Americans, Europeans, Iraqis, Libyans, Somalis, Nigerians, Yemenis, Cypriots, Turks and others. Everything was served in a buffet, and I mean everything: meats, fish, poultry, eggs, seafood, sausages, dairy products, salads, sauces, and fruits of different types and places or origin. The same applied to the three daily meals that we were offered during the days we spent there. The food tasted wonderful, and choosing anything meant giving up other delicacies, we wanted to try everything.
The Oslo Forum imposes a rule of confidentiality. In dealing with the conflicts they are involved in, the participants and guests, many of them located on opposite sides of the confrontation, are completely free to express their ideas and opinions. This makes it possible to get closer to the situations and realities that could facilitate a work of mediation, while getting to know the unilateral impositions of the great world powers, which are always condemnable. The general conclusions can be talked about later, but after making a pledge: none of those present can say who said what, it is prohibited. This is to ensure the utmost freedom for those who speak.
The sessions of the fifteenth Oslo Forum dealt with issues such as Southeastern Europe's stability threats, a renewed reconciliation agenda for Somalia, the multiple dimensions of the conflict in Nigeria, the challenges of reconciliation in Iraq, the peace process in the Philippines, the dilemmas of popular ratification of peace agreements, the interests in Syria, the resurrection of the dream in Southern Sudan, the situation in Cyprus, the situation in Yemen, and what most interested us, a plenary session on the Colombian case, bringing peace to the practice.
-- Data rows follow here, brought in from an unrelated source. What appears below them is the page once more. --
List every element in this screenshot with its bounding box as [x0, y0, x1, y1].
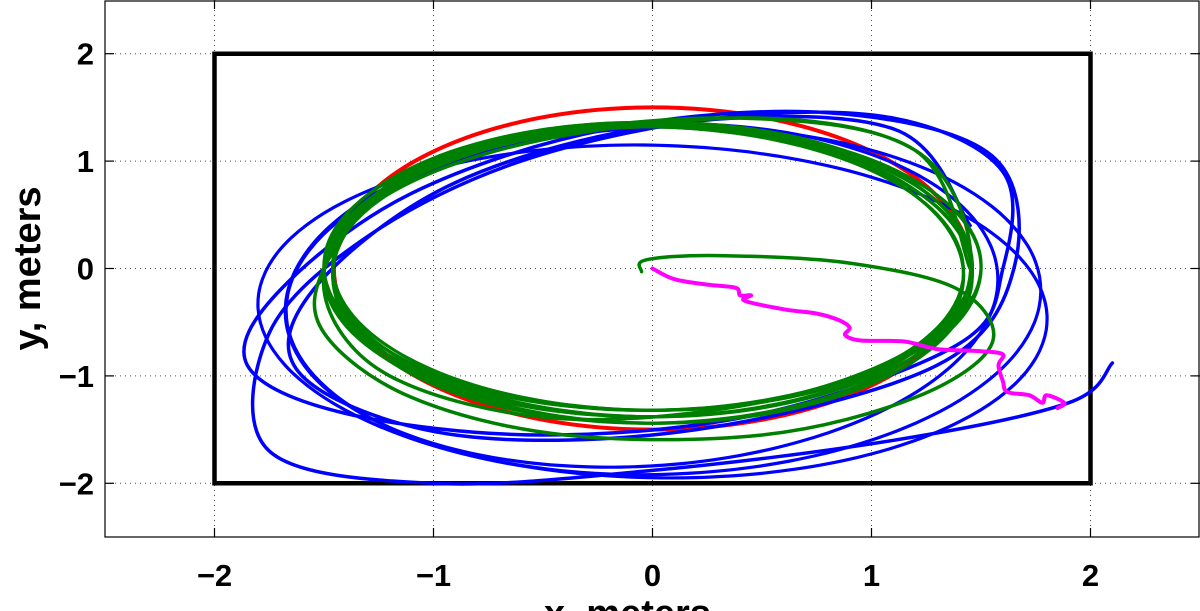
y-tick-label: 1: [77, 144, 94, 179]
trajectory-loop: [283, 121, 1000, 469]
x-tick-label: −1: [416, 558, 451, 593]
y-tick-labels: −2 −1 0 1 2: [59, 37, 94, 502]
y-tick-label: −1: [59, 359, 94, 394]
trajectory-series-3: [650, 266, 1067, 411]
trajectory-loop: [331, 125, 974, 412]
y-tick-label: 0: [77, 252, 94, 287]
x-tick-label: 2: [1082, 558, 1099, 593]
trajectory-loop: [331, 120, 966, 425]
trajectory-series-2: [312, 116, 996, 442]
x-tick-label: −2: [197, 558, 232, 593]
x-tick-labels: −2 −1 0 1 2: [197, 558, 1099, 593]
plot-frame: [104, 0, 1200, 538]
trajectory-series-1: [242, 109, 1115, 486]
arena-boundary: [212, 51, 1093, 486]
x-axis-label: x, meters: [544, 593, 711, 611]
trajectory-line: [242, 109, 1115, 486]
trajectory-line: [650, 266, 1067, 411]
x-tick-label: 0: [644, 558, 661, 593]
y-tick-label: 2: [77, 37, 94, 72]
trajectory-series: [212, 51, 1115, 486]
x-tick-label: 1: [863, 558, 880, 593]
trajectory-loop: [322, 122, 983, 419]
y-axis-label: y, meters: [7, 186, 49, 350]
y-tick-label: −2: [59, 466, 94, 501]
On Tuesday, June 13, the Opening Plenary took place between 9:45 and 11 in the morning with the participation of John Kerry, Kofi Annan and several prime ministers, chancellors and ambassadors. Each diplomatic representative had the right to bring a companion. It was a good surprise see that Timo was allowed to attend with four more companions. As is often the case in such events, it is very important to hold informal bilateral meetings. It must be said that the FARC delegation was able to make the most of it, thanks to the help of Norwegian Foreign Minister Borge Brende, who facilitated multiple meetings. These include meetings with Federica Mogherini, High Representative of the European Union for Foreign Affairs and Security Policy and Vice-President of the European Commission, Jeffrey Feltman, United Nations Under-Secretary-General for Political Relations, Johnatan Powell, Director Of the Inter Mediati Foundation, Theresa Withfield, official responsible of the Policy and Mediation Division of the Relations Department of the UN, Benito E. Tiamzon, representative on the Negotiating Panel of the National Democratic Front of the Philippines, as well as representatives of the Syrian government.
The recognition that all of them gave to the FARC's commitment to achieve peace in Colombia is worth mentioning, as well as for our consistency in order to sign a Final Agreement, and for our determined willingness to comply with the agreement. They also offered their collaboration to ensure the implementation of the Havana Agreements.
Norwegian Foreign Minister, Borge Brende, not only facilitated a press conference with Timo and the main Norwegian media, which was transmitted by the mainstream media of Norway, but he also met with us, together with several officials of the Ministry of Foreign Affairs, with the purpose of jointly examining the possibilities of action of his government as a guarantor of the peace process and the agreements.